The song's structural openness is also part of its meaning. The verses can be extended indefinitely: I got a harp, I got a crown, I got a song. Different communities and different singers added their own articles to the inventory. The form is communal; the gift is shared.

Scholarly Notes

The 1909 Hampton edition of Fenner, Rathbun, and Cleaveland is the earliest documented printed form of this song under the title "Going to shout all over God's heav'n," and remains an important primary source. The Hampton Institute Press's continuous documentation work — first under Fenner in 1874, expanded across subsequent editions, and consolidated by R. Nathaniel Dett in 1927 — preserved the Hampton repertoire as a parallel tradition to the better-known Fisk repertoire and is essential to a complete picture of the spiritual canon.

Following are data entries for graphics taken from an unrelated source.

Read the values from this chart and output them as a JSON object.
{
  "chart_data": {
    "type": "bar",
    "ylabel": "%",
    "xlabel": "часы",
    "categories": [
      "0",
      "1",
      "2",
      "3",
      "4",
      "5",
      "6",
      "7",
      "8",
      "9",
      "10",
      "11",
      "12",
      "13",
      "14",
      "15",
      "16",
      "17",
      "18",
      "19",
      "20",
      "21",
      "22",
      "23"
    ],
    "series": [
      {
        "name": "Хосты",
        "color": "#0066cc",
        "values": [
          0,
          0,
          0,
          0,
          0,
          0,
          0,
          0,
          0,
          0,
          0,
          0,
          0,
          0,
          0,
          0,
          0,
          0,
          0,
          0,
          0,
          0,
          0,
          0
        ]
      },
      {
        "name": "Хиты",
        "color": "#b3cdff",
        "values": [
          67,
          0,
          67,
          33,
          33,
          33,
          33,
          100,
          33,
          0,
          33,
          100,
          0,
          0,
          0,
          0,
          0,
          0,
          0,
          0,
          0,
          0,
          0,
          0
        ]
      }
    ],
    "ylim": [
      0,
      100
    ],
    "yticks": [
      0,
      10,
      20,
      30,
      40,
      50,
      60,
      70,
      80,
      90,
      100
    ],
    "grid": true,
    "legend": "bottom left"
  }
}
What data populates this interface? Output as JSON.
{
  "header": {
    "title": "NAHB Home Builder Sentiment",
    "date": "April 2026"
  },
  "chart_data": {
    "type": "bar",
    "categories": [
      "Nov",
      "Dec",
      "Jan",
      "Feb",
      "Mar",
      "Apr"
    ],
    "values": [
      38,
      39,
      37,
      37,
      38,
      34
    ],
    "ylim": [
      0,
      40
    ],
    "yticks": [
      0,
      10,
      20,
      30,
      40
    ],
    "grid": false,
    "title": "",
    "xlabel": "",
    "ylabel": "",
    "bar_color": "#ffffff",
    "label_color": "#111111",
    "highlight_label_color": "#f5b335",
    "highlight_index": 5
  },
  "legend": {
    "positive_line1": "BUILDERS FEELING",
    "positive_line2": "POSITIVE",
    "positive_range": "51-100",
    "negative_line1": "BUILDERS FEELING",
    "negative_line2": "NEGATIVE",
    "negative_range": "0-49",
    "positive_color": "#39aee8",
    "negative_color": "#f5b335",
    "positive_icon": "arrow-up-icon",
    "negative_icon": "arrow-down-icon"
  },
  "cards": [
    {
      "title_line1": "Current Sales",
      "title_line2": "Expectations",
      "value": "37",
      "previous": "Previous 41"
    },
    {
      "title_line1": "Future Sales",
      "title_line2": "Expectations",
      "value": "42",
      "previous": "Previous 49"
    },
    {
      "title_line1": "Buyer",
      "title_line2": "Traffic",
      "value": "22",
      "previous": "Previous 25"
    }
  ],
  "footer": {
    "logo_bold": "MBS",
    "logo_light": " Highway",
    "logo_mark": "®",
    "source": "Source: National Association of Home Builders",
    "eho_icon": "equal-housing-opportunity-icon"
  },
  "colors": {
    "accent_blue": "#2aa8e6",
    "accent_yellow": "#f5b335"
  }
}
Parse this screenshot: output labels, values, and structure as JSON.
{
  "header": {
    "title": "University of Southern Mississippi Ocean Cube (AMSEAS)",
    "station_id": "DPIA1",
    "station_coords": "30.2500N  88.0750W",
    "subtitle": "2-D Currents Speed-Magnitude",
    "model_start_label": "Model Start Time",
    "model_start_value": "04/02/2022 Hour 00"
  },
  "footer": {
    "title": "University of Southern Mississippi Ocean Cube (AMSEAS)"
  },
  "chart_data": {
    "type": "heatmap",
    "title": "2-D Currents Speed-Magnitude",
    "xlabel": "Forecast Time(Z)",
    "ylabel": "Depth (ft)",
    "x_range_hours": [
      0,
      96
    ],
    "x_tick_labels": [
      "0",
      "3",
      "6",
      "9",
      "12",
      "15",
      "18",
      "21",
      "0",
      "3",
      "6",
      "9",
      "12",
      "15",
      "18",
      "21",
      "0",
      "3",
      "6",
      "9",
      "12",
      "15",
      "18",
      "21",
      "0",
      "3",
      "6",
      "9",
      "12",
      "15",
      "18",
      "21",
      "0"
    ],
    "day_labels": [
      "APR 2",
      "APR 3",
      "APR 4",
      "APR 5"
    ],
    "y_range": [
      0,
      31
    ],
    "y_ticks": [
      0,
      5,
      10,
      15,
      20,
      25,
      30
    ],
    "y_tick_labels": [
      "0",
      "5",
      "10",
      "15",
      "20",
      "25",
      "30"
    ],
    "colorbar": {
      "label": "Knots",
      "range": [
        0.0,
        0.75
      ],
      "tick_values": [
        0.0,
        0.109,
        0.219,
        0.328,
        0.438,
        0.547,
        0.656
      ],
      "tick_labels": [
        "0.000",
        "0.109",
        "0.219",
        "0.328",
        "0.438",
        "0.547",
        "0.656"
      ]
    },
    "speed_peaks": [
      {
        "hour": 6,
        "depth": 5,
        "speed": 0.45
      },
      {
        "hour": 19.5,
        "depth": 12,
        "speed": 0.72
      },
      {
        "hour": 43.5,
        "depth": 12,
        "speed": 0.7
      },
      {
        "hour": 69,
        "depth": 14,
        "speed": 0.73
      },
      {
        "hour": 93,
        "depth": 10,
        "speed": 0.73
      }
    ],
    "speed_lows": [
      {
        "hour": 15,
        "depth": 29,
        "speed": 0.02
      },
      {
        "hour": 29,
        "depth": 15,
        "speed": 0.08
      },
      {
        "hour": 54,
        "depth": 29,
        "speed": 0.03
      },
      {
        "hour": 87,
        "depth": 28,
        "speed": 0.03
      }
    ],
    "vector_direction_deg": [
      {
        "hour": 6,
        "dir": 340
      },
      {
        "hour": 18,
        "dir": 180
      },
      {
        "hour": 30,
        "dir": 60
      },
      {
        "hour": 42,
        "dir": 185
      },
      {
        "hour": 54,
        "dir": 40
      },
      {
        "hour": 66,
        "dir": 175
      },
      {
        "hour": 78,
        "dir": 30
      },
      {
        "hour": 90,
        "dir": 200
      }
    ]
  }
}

See our bibliography for full details on the sources cited in this entry. John Wesley Work II's 1915 Folk Song of the American Negro is the major Fisk-tradition documentation of this song. As the first scholarly study of the spirituals authored by a Black scholar from inside the Fisk lineage, Work's volume is both a primary documentary source and an early critical interpretation of the tradition.

Lawrence Levine's Black Culture and Black Consciousness (1977) reads the line Everybody talkin' 'bout heaven ain't goin' there as a paradigm case of what he calls the spirituals' "double-edged" quality: the appearance of straightforward piety masking a sharp social critique that the singers' own communities understood and that the slaveholding class often did not. Levine treats this song as evidence that the spirituals were a form of theological argument, conducted in the only forum available to the people who created them.

John Lovell Jr.'s Black Song: The Forge and the Flame (1972) places the song among the spirituals he calls "world-shifting" — songs that propose, often through humor and indirection, an alternative ordering of the world in which the structures of white supremacy are not preserved into the next life.

The song's recorded life is rich, with major performances by Marian Anderson, Roland Hayes, Paul Robeson, Mahalia Jackson, and the Fisk University Jubilee Quartet. Eugene O'Neill's 1924 play All God's Chillun Got Wings, which premiered with Paul Robeson in the lead role, brought the song's title — and indirectly its theology — into the orbit of twentieth-century American theater.